Вистарий: В ответ на "сколько я должен" рука вскинулась в останавливающий жест сама, по изначальному правилу, которое никогда не нуждалось в осмыслении или осознании - не брать денег, пока намерение не сольется с работой хотя бы в голове. Что до получения мрамора оставалось слишком зыбкой перспективой, а чем Вистарий никогда не торговал - так это обещаниями. Обождав, пока молодые люди договорятся между собой и не будучи уверен, что жест его замечен, он подтвердил его тоном, не принимающим возражений: - Спрячь кошель, Публий. О цене мы будем говорить, когда я получу материал. Карту можешь оставить.

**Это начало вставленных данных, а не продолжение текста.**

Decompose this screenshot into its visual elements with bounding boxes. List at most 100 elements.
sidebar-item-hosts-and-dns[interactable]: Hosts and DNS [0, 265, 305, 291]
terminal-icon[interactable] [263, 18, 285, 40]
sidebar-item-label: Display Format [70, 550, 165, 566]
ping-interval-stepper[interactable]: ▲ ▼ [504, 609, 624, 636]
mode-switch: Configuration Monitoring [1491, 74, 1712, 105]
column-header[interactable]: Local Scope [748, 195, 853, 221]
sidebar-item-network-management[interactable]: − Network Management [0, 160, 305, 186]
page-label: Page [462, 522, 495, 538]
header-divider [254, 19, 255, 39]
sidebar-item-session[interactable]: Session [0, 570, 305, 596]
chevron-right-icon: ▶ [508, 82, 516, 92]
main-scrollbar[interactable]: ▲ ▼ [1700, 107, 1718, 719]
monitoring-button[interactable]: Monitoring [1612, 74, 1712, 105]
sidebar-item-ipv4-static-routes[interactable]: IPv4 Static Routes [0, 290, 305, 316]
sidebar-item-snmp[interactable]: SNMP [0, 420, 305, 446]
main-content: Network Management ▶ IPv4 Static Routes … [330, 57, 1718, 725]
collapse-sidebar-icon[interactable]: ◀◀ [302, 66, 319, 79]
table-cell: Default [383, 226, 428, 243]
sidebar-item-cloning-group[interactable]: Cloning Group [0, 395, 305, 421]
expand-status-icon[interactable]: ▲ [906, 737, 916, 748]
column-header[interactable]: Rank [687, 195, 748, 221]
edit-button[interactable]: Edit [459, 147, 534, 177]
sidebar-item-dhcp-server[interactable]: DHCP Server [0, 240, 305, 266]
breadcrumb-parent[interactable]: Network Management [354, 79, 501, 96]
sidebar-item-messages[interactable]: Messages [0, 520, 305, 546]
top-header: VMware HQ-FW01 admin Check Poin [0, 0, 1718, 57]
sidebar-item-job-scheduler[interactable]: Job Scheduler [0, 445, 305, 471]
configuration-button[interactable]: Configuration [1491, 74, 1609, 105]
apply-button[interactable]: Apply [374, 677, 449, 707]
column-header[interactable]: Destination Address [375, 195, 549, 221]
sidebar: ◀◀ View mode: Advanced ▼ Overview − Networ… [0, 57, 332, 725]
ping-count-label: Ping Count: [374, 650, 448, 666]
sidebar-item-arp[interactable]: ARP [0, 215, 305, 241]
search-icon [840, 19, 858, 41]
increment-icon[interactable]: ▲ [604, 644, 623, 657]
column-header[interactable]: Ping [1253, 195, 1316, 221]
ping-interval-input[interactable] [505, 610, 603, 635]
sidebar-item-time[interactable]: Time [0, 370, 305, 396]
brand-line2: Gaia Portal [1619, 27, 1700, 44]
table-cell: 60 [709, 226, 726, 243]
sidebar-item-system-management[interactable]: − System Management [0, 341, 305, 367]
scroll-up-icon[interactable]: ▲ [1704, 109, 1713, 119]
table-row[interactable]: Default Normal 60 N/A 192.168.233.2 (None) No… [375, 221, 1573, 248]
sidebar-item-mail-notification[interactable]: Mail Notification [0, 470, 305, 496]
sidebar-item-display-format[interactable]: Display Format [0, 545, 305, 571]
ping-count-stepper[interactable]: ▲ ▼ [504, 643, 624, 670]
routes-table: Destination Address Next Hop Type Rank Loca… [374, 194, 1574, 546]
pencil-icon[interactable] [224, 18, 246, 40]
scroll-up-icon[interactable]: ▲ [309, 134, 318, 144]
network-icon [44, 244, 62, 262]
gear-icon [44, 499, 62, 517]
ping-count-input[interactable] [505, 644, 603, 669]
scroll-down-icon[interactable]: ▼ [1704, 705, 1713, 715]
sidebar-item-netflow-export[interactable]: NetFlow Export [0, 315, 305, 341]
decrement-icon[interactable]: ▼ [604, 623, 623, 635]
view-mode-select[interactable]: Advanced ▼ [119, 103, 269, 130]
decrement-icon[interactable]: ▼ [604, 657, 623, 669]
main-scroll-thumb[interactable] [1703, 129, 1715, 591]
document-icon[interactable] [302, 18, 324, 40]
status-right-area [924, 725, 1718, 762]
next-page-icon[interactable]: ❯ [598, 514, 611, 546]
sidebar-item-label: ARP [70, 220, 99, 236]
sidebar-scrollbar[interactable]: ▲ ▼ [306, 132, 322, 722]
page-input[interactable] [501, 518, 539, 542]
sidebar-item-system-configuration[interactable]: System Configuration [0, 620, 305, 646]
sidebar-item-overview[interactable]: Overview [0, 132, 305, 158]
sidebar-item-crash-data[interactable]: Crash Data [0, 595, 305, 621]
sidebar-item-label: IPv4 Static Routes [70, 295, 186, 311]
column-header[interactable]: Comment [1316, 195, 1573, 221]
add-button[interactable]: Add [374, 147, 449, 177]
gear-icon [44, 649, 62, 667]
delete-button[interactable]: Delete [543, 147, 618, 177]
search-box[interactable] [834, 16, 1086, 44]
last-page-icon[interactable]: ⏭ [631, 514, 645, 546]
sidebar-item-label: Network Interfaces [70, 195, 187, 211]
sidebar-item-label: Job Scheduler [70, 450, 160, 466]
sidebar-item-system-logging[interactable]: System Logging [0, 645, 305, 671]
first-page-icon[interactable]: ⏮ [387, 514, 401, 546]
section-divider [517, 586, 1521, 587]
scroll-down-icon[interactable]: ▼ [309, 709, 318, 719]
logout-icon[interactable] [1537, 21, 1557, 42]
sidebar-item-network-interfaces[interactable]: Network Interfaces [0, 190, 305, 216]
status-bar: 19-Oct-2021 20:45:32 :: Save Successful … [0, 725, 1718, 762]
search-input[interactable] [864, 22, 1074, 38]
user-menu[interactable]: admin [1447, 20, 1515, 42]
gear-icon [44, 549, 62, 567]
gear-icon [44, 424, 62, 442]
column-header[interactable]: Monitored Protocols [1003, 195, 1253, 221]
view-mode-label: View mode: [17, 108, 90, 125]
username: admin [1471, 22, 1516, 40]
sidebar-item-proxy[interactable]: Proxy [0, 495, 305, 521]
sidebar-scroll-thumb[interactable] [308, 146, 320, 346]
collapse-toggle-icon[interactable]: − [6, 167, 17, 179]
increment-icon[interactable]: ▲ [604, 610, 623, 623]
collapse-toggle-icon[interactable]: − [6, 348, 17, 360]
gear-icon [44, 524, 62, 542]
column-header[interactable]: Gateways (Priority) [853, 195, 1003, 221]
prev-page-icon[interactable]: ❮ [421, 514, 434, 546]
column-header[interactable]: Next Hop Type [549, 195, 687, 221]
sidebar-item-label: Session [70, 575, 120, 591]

Публий Сципион: - Ты и не рада будешь, что бриганты так и не поймали меня в лесах и не сплели мне ивовую корзину во имя Тараниса. Или не отрезали язык на подступах к Каледонии, - это было грубовато, но Абат чувствовал, что эта девушка не из тех, с кем нужно расшаркиваться, вдумчиво подбирая слова. - Но только ты лучше спрашивай, что тебе интересно, мне так будет проще... а рассказ сам вынесет за пределы Империи и дальше. Заявление Вистария прозвучало так категорично, что Абат смутился тяжестью золота в руках, захлопнул кошель и повесил обратно на пояс: - Ты первый за многие дни, кто не берет даже задатка. Лишнее подтверждение, что я пришел по верному адресу. Буду ждать твоего рассыльного. Он как можно более по-светски бросил военное приветствие и вернулся взглядом к Эмилии: - Я с удовольствием весь в твоем распоряжении, и первое, в чем я мог бы признаться тебе, натуре, чувствующей тонко, - в Британии сложнее всего справляться не с рыжими, и даже не с постоянным дождем, а непроходимые болота и топи и не сравнятся с тем, о чем жеманно умоляют в этом городе все, кто носит белые тоги или натирается шафраном... Одиночество - и на многие мили ни слова на латыни. Идем? >>>>> Театр Помпея

Эмилия: «Одиночество, развязавшее теперь язык, который боги так милостиво решили сохранить для чудесных рассказов», - думала Эмилия, а глаза ее лучились лукавством. Она кивнула в ответ на вопрос Публия и перевела уже теплеющий взгляд на Вистария. - Спасибо тебе за урок, Вистарий. Сегодня был важный для меня день. Я буду стараться, чтобы в следующий раз заслужить большее одобрение, - девушка мягко улыбнулась, будто ласково прикасаясь к нему этой улыбкой. Ей хотелось, чтобы мастер понял, как много он сделал сегодня для нее, и что она не забудет этой услуги. Кивнув на прощание, Эмилия пошла вслед за Публием. Присматриваясь к нему с любопытством, она пыталась разгадать, вспомнит ли спутник, что идет сейчас в компании не боевого товарища, а женщины, не привыкшей к быстрой ходьбе. - Ты говорил об одиночестве, - обратилась Эмилия к нему, уже выходя. – Но как же другие легионеры? Мне думалось, что вдали от родного дома рождается самая крепкая дружба. Я ошибалась? >>>> театр Помпея

Вистарий: Он бы возразил, что задаток он возьмет, когда начнет работу, но его покоробила эта бравада одиночеством, это... хвастовство несчастьем, о котором парень, судя по легкости его разговора, знал исключительно понаслышке. Да и рассказывали ему на чужом языке. Вистарий простился с Эмилией довольно тяжелым кивком, уронив и без того опущенную голову почти на грудь, и даже взгляда ей в след не поднял.